Dem Koadjutor des verstorbenen Bischofs von Tianjin wird mit der Aberkennung seiner Bischofsrechte gedroht, wenn er nicht der KPV beitritt.
von Wang Gong
Am 08. Juni starb Stephen Li Side (1926-2019), der Diözesanbischof der Diözese Tianjin im Norden Chinas, nach langer Krankheit im Alter von 92 Jahren. Seit 1992 lebte er unter Hausarrest.
Nach Berichten von UCANews fand die Beerdigung von Bischof Li am 10. Juni statt, wobei die Katholisch-Patriotische Vereinigung Chinas (KPV) das Prozedere vollständig unter ihre Kontrolle brachte und den nicht vom Staat anerkannten Priestern verbot, an irgendwelchen Veranstaltungen rund um die Beerdigung teilzunehmen. Gläubigen, die nicht zur KPV-Gemeinde gehören, war die Teilnahme an der Beerdigung nicht gestattet.
Gemäß dem katholischen Kirchenrecht müsste im Prinzip der Koadjutor, Bischof Melchior Shi Hongzhen, dem das Nachfolgerecht verliehen worden war, automatisch die Nachfolge des verstorbenen Diözesanbischofs antreten. Manche könnten dies jedoch in Zweifel ziehen, da er mit 92 Jahren mittlerweile das normale Rücktrittalter für aktive Bischöfe in der katholischen Kirche (das bei 75 Jahren liegt) weit überschritten hat. Auf jeden Fall haben die kommunistischen Behörden nicht nur seinen Bischofsstatus nicht anerkannt, sondern ihm nicht einmal gestattet, an Bischof Lis Beerdigung teilzunehmen. Sie drohten ihm außerdem, ihm seine Bischofsrechte zu entziehen, wenn er nicht der KPV beiträte. Bischof Shi lebt seit Jahren unter Hausarrest in den Bergen.
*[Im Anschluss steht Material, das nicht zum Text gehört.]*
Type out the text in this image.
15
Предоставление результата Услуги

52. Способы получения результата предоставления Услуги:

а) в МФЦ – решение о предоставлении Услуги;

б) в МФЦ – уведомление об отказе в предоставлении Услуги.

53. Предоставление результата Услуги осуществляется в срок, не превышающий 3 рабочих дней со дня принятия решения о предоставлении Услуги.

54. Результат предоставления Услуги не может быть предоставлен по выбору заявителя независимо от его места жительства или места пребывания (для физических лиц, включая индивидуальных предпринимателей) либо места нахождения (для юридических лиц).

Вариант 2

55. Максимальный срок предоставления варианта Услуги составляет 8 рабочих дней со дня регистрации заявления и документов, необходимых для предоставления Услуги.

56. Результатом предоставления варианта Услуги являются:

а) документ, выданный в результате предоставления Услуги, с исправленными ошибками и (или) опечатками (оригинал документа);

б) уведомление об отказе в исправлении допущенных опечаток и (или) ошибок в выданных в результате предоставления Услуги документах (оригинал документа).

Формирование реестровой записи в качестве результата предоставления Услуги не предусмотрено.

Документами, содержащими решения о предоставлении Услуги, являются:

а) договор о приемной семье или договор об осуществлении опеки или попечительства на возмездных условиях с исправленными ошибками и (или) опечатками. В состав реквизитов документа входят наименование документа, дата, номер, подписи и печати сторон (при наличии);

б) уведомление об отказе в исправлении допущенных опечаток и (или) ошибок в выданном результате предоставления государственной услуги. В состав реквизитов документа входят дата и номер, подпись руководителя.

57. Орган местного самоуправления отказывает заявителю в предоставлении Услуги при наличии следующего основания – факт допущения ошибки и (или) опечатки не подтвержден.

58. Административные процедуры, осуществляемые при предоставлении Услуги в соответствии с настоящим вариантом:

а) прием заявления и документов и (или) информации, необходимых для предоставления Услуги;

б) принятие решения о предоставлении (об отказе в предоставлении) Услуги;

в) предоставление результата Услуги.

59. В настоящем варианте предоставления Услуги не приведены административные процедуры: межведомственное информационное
Eine Woche vor Bischof Lis Tod führten die Vereinigte Arbeitsfront, die Abteilung für Staatssicherheit, das Büro für Öffentliche Sicherheit und andere Regierungsbehörden eine Rund-um-die-Uhr-Überwachung der Gemeinde durch, zu der Bischof Melchior Shi Hongzhen gehört, und schränkten so seine Bewegungsfreiheit ein. Erst nach Bischof Lis Beerdigung zogen sich die Regierungsangestellten wieder aus der Gegend zurück.
Eine Quelle, die Anonymität verlangte, berichtete Bitter Winter, dass eine Woche nach Bischof Lis Tod, am 15. Juni, die Vereinigte Arbeitsfront der Stadt Tianjin verlangt habe, dass Bischof Shi ein Ernennungsschreiben der „einen Konferenz und der einen Vereinigung“ der Katholischen Kirche Chinas (ein Sammelbegriff für die „Bischofskonferenz der katholischen Kirche in China“ und die KPV), die Prinzipien einer „unabhängigen, autonomen und selbstverwalteten“ katholischen Kirche in China sowie die Führung der Kommunistischen Partei akzeptieren solle.
Bischof Shi weigerte sich und sagte, dass das Prinzip einer „unabhängigen und selbstverwalteten“ Kirche gegen die Lehren des Katholizismus verstoße – die Kirche dürfe einzig und allein die Führung des Papstes anerkennen, ansonsten könne sie nicht als katholisch bezeichnet werden.
Ein Priester aus der Diözese von Tianjin – einer der katholischen Gewissensverweigerer, die sich weigerten, nach dem Abkommen zwischen dem Vatikan und China von 2018 der KPV beizutreten – erklärte, dass es völlig absurd sei, dass die KPCh – eine atheistische, politische Partei – die katholische Kirche leiten wolle. Er vertrat die Position, dass die KPV einfach eine Abspaltung von der Römisch-Katholischen Kirche sei, auch wenn dies nicht länger die Position ist, die der Vatikan vertritt. Der Vatikan erlaubt es Priestern und Bischöfen, der KPV beizutreten und scheint dies als normal zu betrachten. Dennoch erlaubt er denjenigen eine „Gewissensverweigerung“, die einen Beitritt für nicht vereinbar mit ihrem Glauben halten.
Da die Einzelheiten des Abkommens zwischen dem Vatikan und China von 2018 geheim sind, ist es unklar, ob Fälle wie jener in Tianjin gelöst werden. Es ist wahrscheinlich, dass – auch unter Berücksichtigung des hohen Alters von Bischof Shi – der Vatikan und die KPCh ihn dazu auffordern, „in Rente zu gehen“, und sich auf einen neuen Diözesanbischof einigen.